Девочка прямо и честно смотрела в глаза Тоскину. В этом взгляде был только один смысловой слой, и Тоскин подумал, что чуть позже, скажем в двенадцать, женский взгляд бывает куда более сложным. Мальчик шагнул вперед и заслонил девочку. Тоскину не хотелось, чтоб они уходили. И он спросил у мальчика:
— А ты… Откуда ты знаешь, где столовая?
— Моя мама — повар.
«Мама-повар, что ж такого?» — подумал Тоскин, но все в нем возмутилось против этого сообщения: значит, этот рыцарственно прекрасный тоненький мальчик с отважными глазами был сыном краснолицей поварихи, тыкавшей ему под нос свою непустяшную грудь.
— Идем, — сказала девочка. — Мы опоздаем. И нам ничего не достанется.
— Достанется, — сказал мальчик. — Я тебе достану сколько хочешь еды.
— А я ее не люблю, — сказала девочка.
Он посмотрел на нее восторженно и сказал:
— Я тоже. Я никакую еду не люблю.
— Мы опоздаем, — сказала девочка. — И нас будут ругать.
— Тебя никто не будет ругать, — сказал мальчик надменно. И добавил для Тоскина: — Нам надо идти.
Он взял девочку за руку и повел ее, бережно и неторопливо.
«Черт его знает, может, оно и правда что-нибудь такое бывает», — меланхолически сказал внутренний голос Тоскина.
«Не морочь мне голову, — отозвался Тоскин раздраженно. — Не морочь мне голову и не втягивай меня в неприятности. Ничего такого не бывает, и мне как писателю это видней…»

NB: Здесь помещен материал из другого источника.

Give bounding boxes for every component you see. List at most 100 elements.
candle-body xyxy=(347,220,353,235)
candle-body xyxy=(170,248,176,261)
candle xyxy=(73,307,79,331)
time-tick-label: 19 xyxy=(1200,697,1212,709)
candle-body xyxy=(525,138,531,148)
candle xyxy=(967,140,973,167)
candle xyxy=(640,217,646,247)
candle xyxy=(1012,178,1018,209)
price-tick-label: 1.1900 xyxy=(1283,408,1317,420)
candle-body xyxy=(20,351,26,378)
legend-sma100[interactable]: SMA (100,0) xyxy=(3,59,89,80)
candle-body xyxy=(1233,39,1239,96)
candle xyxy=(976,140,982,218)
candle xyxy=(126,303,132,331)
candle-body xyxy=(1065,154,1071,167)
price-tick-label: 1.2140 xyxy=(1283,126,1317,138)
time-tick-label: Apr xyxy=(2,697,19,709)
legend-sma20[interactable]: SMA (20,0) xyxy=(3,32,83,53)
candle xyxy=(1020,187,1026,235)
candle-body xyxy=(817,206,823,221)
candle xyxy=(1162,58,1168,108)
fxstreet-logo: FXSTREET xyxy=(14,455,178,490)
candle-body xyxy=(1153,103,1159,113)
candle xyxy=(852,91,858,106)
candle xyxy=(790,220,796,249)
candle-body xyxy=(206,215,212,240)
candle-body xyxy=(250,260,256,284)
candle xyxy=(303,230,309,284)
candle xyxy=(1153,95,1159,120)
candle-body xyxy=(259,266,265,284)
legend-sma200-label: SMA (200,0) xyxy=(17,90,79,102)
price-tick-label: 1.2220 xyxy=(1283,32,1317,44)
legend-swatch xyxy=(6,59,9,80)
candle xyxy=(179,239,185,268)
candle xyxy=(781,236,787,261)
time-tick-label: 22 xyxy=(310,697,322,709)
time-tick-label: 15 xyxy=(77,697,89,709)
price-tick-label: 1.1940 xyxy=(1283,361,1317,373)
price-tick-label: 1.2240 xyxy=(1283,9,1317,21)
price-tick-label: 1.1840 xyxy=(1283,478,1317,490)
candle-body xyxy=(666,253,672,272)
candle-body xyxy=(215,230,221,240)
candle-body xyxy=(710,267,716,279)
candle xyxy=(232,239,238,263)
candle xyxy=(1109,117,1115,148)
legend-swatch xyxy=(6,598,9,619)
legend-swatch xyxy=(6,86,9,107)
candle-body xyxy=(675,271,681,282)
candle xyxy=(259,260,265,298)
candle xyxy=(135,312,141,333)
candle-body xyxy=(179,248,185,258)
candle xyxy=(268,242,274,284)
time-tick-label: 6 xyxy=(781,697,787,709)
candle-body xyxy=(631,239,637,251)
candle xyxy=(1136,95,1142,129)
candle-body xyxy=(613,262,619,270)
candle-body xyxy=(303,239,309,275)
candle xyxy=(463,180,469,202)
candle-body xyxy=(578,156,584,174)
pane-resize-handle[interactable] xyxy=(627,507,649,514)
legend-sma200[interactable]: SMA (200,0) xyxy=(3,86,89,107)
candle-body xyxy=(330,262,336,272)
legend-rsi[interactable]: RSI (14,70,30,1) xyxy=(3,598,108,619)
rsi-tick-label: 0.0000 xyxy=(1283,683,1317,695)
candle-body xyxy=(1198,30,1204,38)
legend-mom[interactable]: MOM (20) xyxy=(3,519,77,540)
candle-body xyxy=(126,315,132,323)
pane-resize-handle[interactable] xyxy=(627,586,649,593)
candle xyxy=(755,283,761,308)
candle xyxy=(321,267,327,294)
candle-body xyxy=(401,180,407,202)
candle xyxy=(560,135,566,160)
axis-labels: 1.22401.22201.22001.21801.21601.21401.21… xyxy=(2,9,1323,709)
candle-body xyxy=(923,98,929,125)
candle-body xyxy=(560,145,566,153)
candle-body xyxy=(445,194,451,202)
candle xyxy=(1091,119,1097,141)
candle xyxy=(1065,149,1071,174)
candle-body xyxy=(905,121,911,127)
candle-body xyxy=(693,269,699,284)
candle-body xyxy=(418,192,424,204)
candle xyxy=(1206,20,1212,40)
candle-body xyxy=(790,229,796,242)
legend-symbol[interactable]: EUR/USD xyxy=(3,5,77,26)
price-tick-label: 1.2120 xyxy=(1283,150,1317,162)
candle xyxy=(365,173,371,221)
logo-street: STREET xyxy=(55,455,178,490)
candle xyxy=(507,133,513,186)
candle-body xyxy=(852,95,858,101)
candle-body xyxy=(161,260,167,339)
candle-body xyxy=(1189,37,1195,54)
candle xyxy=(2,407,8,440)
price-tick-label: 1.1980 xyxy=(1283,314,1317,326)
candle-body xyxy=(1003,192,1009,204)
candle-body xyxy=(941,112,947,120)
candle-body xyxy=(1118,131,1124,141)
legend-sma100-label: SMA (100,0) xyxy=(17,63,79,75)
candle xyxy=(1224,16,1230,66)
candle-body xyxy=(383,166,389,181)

Тоскин был исполнен самых благих намерений. Там, впереди, среди мерзости дождливой и холодной московской осени, его ждали неприятности, какие угодно — от ангины до безработицы, но сейчас он был наилучшим образом пристроен в живописном уголке Средней России (так он торжественно называл Подмосковье), у него был свой угол, стол (о чем, как известно, только мечтать могла Марина Цветаева), он был не очень загружен и накормлен (повариха подложила ему сегодня даже лишнюю котлету, при этом, правда, она опять ткнула ему под нос свою незаурядную грудь). Короче говоря, у него были все условия для творчества, а тут же, рядом, за стеклом его клетушки, за полупрозрачным в полдень портретом Дзержинского, гомонили его герои, разгуливал на природе его жизненный материал (на случай, если он надумает стать именно детским писателем). Тоскин вынул из стола бумагу и стал ловить ощущение. Приходили в голову разные слова, чаще других «истома», но должное ощущение не появилось. Зато появился звук. Звук был, скорее всего, женский. Он был жалобный и очень тихий. Звук мешал сосредоточиться. Хотя в нем, пожалуй, тоже была истома. Тоскин подумал, что все его попытки творить кончаются всегда одинаково. Он подумал также, что звук и истома могут оказаться реальными. Он решил, что творить он сможет только позже, еще лет через десять. Тогда уж ничто не отвлечет его, никакой женский звук. Никакая истома. Тоскин спрятал авторучку и пошел навстречу истоме и звуку.